More Than Words

By: Jenni Taylor

I in no way have a gift for learning languages. Heck, I minored in Spanish in college, lived in Peru for two years, and was still being corrected on my grammar the day of my flight home.

After my time in South America, I was suddenly given the opportunity to live and work in Shanghai last April.The decision was quick, and the extent of my research was looking China up on Wikipedia. My Mandarin? I learned “ni hao” in the airport.

The first three months flew by, in a flurry of re-learning the basics that come with moving to a new country: how to buy groceries, how to take taxis, how to say “wrong number” to a misplaced telephone call.
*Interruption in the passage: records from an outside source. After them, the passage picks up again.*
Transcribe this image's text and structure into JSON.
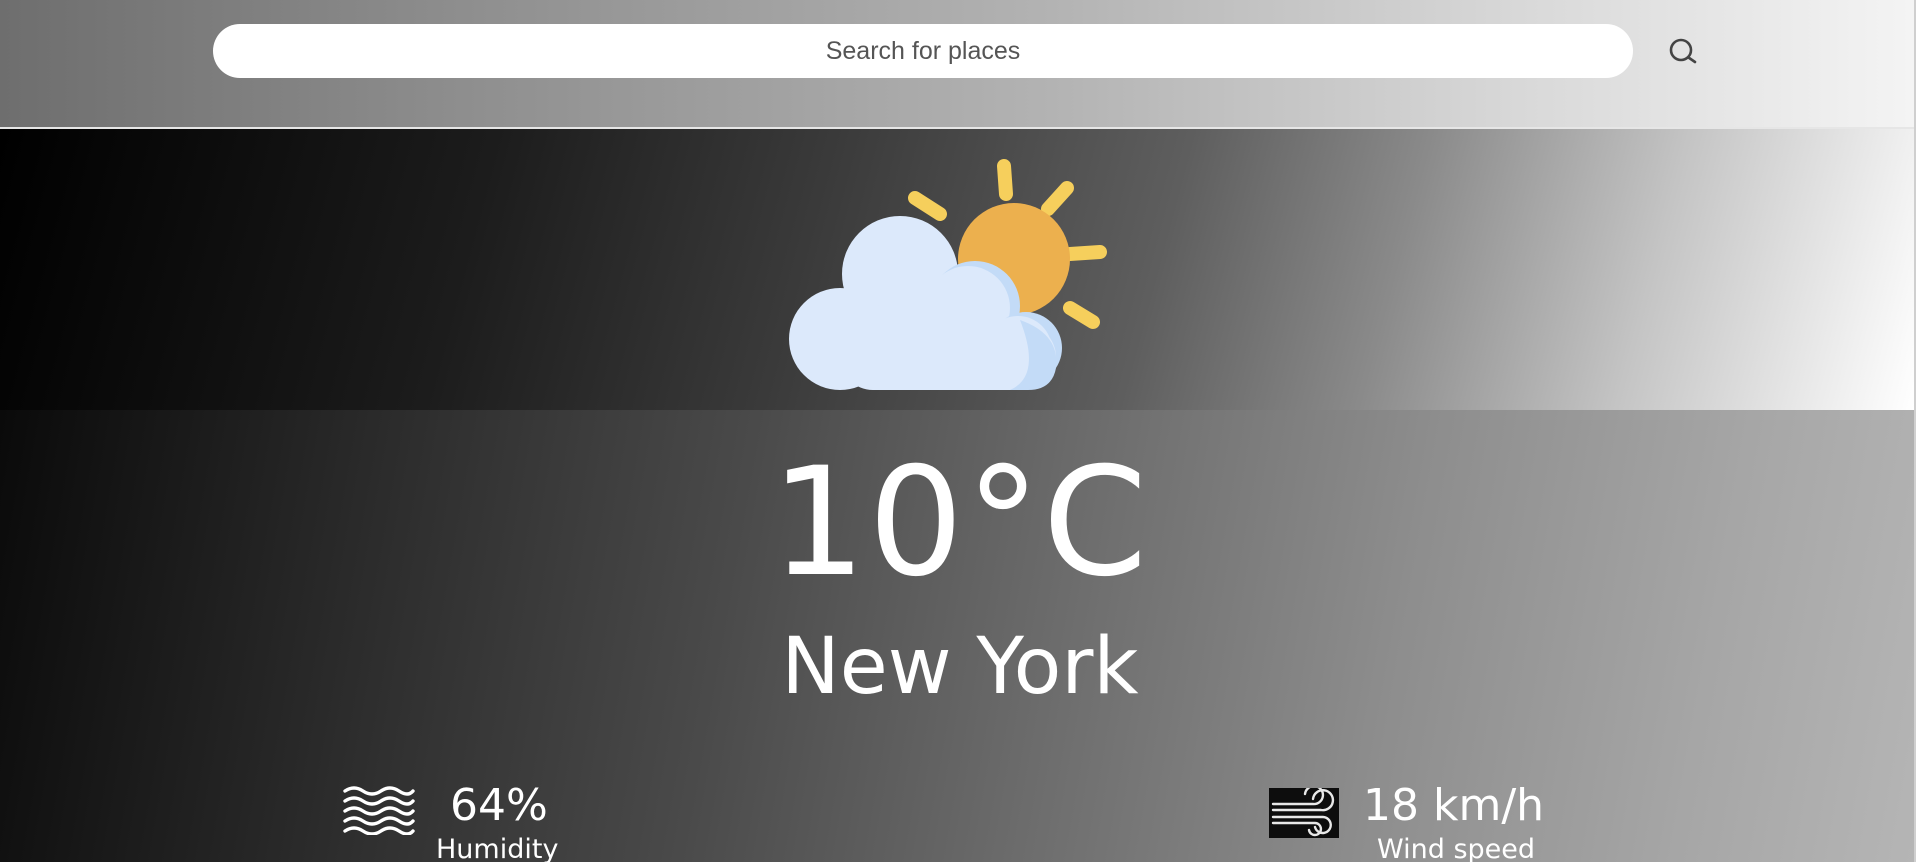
{
  "search": {
    "placeholder": "Search for places",
    "icon": "search-icon"
  },
  "weather": {
    "condition_icon": "partly-cloudy-icon",
    "temperature": "10°C",
    "city": "New York"
  },
  "humidity": {
    "icon": "humidity-waves-icon",
    "value": "64%",
    "label": "Humidity"
  },
  "wind": {
    "icon": "wind-icon",
    "value": "18 km/h",
    "label": "Wind speed"
  },
  "colors": {
    "sun": "#ecb04e",
    "sun_rays": "#f6cf5c",
    "cloud": "#dce9fb",
    "cloud_shade": "#c3dbf7",
    "text": "#ffffff"
  }
}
My Chinese classes were limited to once a week due to my work situation, and I spent much of my time hiding behind the other foreigners when I couldn’t communicate. Soon, I found myself faced with summer break, no job, and no Chinese. I made the leap to take a job at a two week long summer camp in a nearby city called Yangzhou. Not the best gig, to be sure, but it was money, experience and a free tan, right? My job was to teach young students English-speaking skills they would use in the fall when they returned to school.

The kids LOVED when I tried to learn Chinese. One particular day, I spent about two hours going over the same two lines of a song. Couldn’t get it if my life depended on it. But just as I was about to bang my head against the wall, the third graders I worked with surrounded my teacher’s desk and started to help me. First they laughed, of course. But then they said the words slowly and carefully, with the patience of saints.

My Chinese is never going to be perfect. I will be happy if it is even close to conversationally functional one day. But the connection between my students and me that day was totally worth all the pain and flashcards. Their eyes lit up when they heard me trying. They were only ten years old or so, struggling over their own English workbooks, and there was some sort of recognition when they saw me struggling just as hard at my own desk. It’s about seven months later now, and while I still struggle, their help that day helped me to keep going. I even have the whole song memorized now, and catch myself singing it when no one is looking.

There is beauty in learning a language, in being able to communicate with others. But there’s something even better, when you can share a smile, a laugh, a hug- -even pain. It goes beyond where words can reach. My kids reached me that day when the frustration was driving me crazy. I just hope I was able to reach back, just a bit, and let them know how truly fantastic they are.